All of the distributions listed on this page fail to follow the guidelines in at least two important ways:
- They do not have a policy of only including free software, and removing nonfree software if it is discovered. Most of them have no clear policy on what software they’ll accept or reject at all. The distributions that do have a policy unfortunately aren’t strict enough, as explained below.
- The version of the kernel Linux that they distribute includes blobs: pieces of object code, distributed without source, usually to help operate some device.
Below are additional notes about some popular GNU/Linux distributions, listed in alphabetical order.
This may not be a list of every issue; while we’ve done our best to be comprehensive, there may be other issues that we simply don’t know about. On the flip side, circumstances might have changed since we last updated this page; if you think one of the issues here has been addressed, please let us know. We review all systems carefully before endorsing them.

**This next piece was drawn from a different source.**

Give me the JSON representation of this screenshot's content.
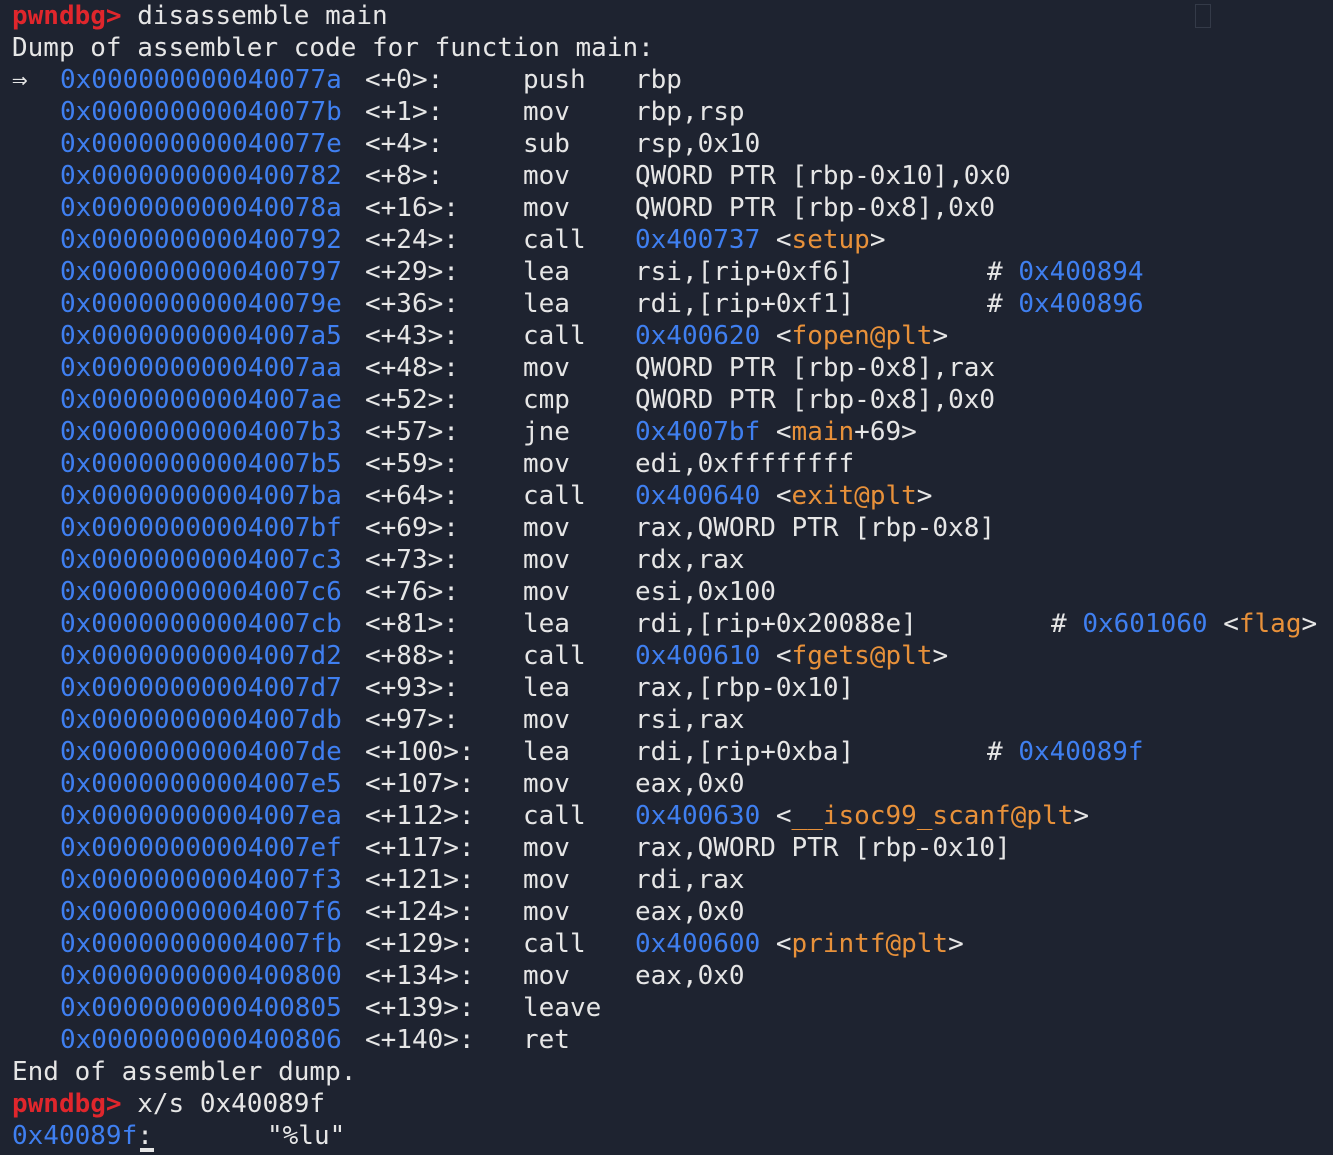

We’re not aware of problems in CentOS aside from the two listed above: there’s no clear policy about what software can be included, and nonfree blobs are shipped with Linux. Of course, with no firm policy in place, there might be other nonfree software included that we missed
Debian’s Social Contract does say that all software in the main distribution will be free software.

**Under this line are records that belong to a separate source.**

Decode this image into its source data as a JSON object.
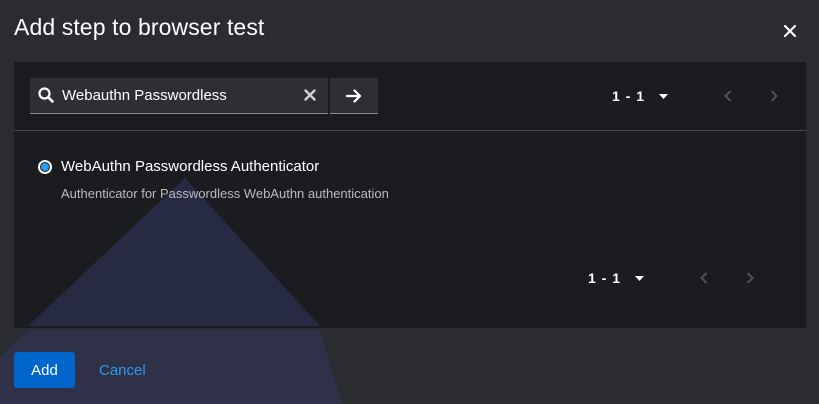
{
  "modal": {
    "title": "Add step to browser test"
  },
  "search": {
    "value": "Webauthn Passwordless"
  },
  "pagination": {
    "range": "1 - 1"
  },
  "options": [
    {
      "label": "WebAuthn Passwordless Authenticator",
      "description": "Authenticator for Passwordless WebAuthn authentication",
      "selected": true
    }
  ],
  "footer": {
    "add_label": "Add",
    "cancel_label": "Cancel"
  },
  "colors": {
    "primary": "#0066cc",
    "link": "#2b9af3",
    "background": "#2b2c30",
    "panel": "#1b1c20"
  }
}
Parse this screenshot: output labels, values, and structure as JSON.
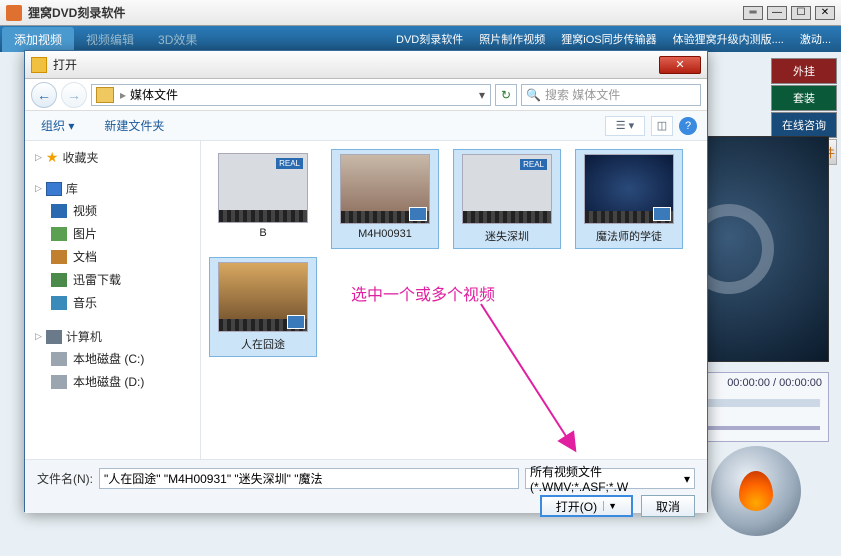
{
  "app": {
    "title": "狸窝DVD刻录软件"
  },
  "winbtns": {
    "dash": "═",
    "min": "—",
    "max": "☐",
    "close": "✕"
  },
  "menubar": {
    "tabs": [
      {
        "label": "添加视频",
        "active": true
      },
      {
        "label": "视频编辑",
        "dim": true
      },
      {
        "label": "3D效果",
        "dim": true
      }
    ],
    "links": [
      "DVD刻录软件",
      "照片制作视频",
      "狸窝iOS同步传输器",
      "体验狸窝升级内测版....",
      "激动..."
    ]
  },
  "side": {
    "a": "外挂",
    "b": "套装",
    "c": "在线咨询",
    "d": "分享软件"
  },
  "timeline": {
    "time": "00:00:00 / 00:00:00"
  },
  "dialog": {
    "title": "打开",
    "path": "媒体文件",
    "search_ph": "搜索 媒体文件",
    "toolbar": {
      "org": "组织 ▾",
      "newf": "新建文件夹"
    },
    "sidebar": {
      "fav": "收藏夹",
      "lib": "库",
      "lib_items": [
        "视频",
        "图片",
        "文档",
        "迅雷下载",
        "音乐"
      ],
      "comp": "计算机",
      "comp_items": [
        "本地磁盘 (C:)",
        "本地磁盘 (D:)"
      ]
    },
    "files": [
      {
        "name": "B",
        "type": "real",
        "checked": false
      },
      {
        "name": "M4H00931",
        "type": "thumb1",
        "checked": true,
        "sel": true
      },
      {
        "name": "迷失深圳",
        "type": "real",
        "checked": true,
        "sel": true
      },
      {
        "name": "魔法师的学徒",
        "type": "thumb2",
        "checked": true,
        "sel": true
      },
      {
        "name": "人在囧途",
        "type": "thumb3",
        "checked": true,
        "sel": true
      }
    ],
    "annotation": "选中一个或多个视频",
    "footer": {
      "fn_label": "文件名(N):",
      "fn_value": "\"人在囧途\" \"M4H00931\" \"迷失深圳\" \"魔法",
      "filter": "所有视频文件(*.WMV;*.ASF;*.W",
      "open": "打开(O)",
      "cancel": "取消"
    }
  }
}
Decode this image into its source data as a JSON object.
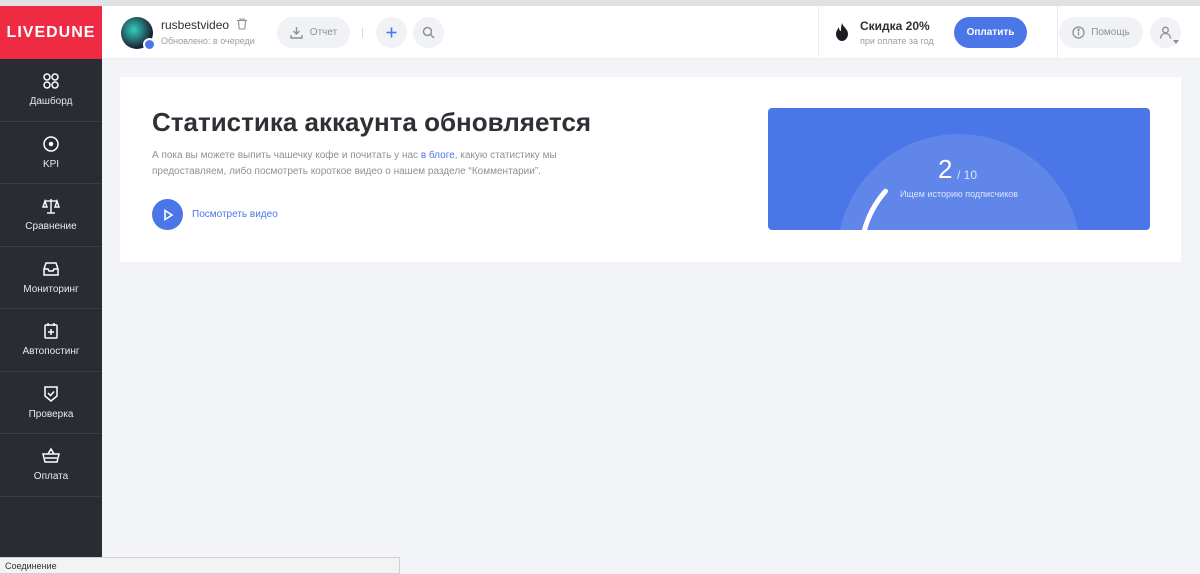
{
  "sidebar": {
    "logo": "LIVEDUNE",
    "items": [
      {
        "label": "Дашборд",
        "icon": "dashboard-icon"
      },
      {
        "label": "KPI",
        "icon": "target-icon"
      },
      {
        "label": "Сравнение",
        "icon": "scales-icon"
      },
      {
        "label": "Мониторинг",
        "icon": "inbox-icon"
      },
      {
        "label": "Автопостинг",
        "icon": "calendar-plus-icon"
      },
      {
        "label": "Проверка",
        "icon": "shield-check-icon"
      },
      {
        "label": "Оплата",
        "icon": "basket-icon"
      }
    ]
  },
  "topbar": {
    "account_name": "rusbestvideo",
    "updated_status": "Обновлено: в очереди",
    "report_label": "Отчет",
    "promo_title": "Скидка 20%",
    "promo_subtitle": "при оплате за год",
    "pay_label": "Оплатить",
    "help_label": "Помощь"
  },
  "card": {
    "title": "Статистика аккаунта обновляется",
    "desc_before": "А пока вы можете выпить чашечку кофе и почитать у нас ",
    "desc_link": "в блоге",
    "desc_after": ", какую статистику мы предоставляем, либо посмотреть короткое видео о нашем разделе “Комментарии”.",
    "video_label": "Посмотреть видео"
  },
  "progress": {
    "current": "2",
    "total": "/ 10",
    "label": "Ищем историю подписчиков",
    "fraction": 0.2
  },
  "statusbar": {
    "text": "Соединение"
  },
  "colors": {
    "brand_red": "#ef2b43",
    "accent_blue": "#4a76e8",
    "sidebar_dark": "#2a2c33"
  }
}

Unfortunately, that’s not always true in practice. Debian has repeatedly made tacit or explicit exceptions for specific pieces of nonfree software, such as the blobs included in or accompanying Linux. We’re still hopeful that there won’t be such exceptions in the future, but we can’t turn a blind eye to the situation as it stands today.
Debian also provides a repository of nonfree software. According to the project, this software is “not part of the Debian system.” We understand that’s important for organizational reasons, but users would be hard-pressed to make a distinction. The nonfree repositories are often featured as prominently as the main ones throughout Debian’s web site, documentation, and other materials.
Fedora does have a clear policy about what can be included in the distribution, and it seems to be followed carefully. The policy requires that most software and all fonts be available under a free license, but makes an exception for certain kinds of nonfree firmware. Unfortunately, the decision to allow that firmware in the policy keeps Fedora from meeting the free system distribution guidelines.
Gentoo makes it easy to install a number of nonfree programs through their primary package system.
Mandriva does have a stated policy about what can be included in the main system. It’s based on Fedora’s, which means that it also allows certain kinds of nonfree firmware to be included. On top of that, it permits software released under the original Artistic License to be included, even though that’s a nonfree license.
Mandriva also provides nonfree software through dedicated repositories.
OpenSUSE offers its users access to a repository of nonfree software.
Red Hat’s enterprise distribution doesn’t seem to have a clear policy about what software can be included.
Our understanding is that it makes it easy to obtain nonfree software, even beyond the proprietary firmware included with Fedora.
We’re not aware of problems in Slackware aside from the two listed above: there’s no clear policy about what software can be included, and nonfree blobs are shipped with Linux. Of course, with no firm policy in place, there might be other nonfree software included that we missed.
Several nonfree software programs are available for download from SUSE’s official FTP site.
Ubuntu provides specific repositories of nonfree software. Even if you don’t use them, the default application installer will advertise nonfree software to you.
What about BSD distributions?
FreeBSD, NetBSD, and OpenBSD all include instructions for obtaining nonfree programs in their ports system. Also, BSD kernels include drivers with nonfree firmware. Nonfree firmwares in Linux are called “blobs,” but in BSD parlance “blob” has a different meaning. Thus, when BSD developers say their distributions contains no blobs, it is a miscommunication; they are talking about something else.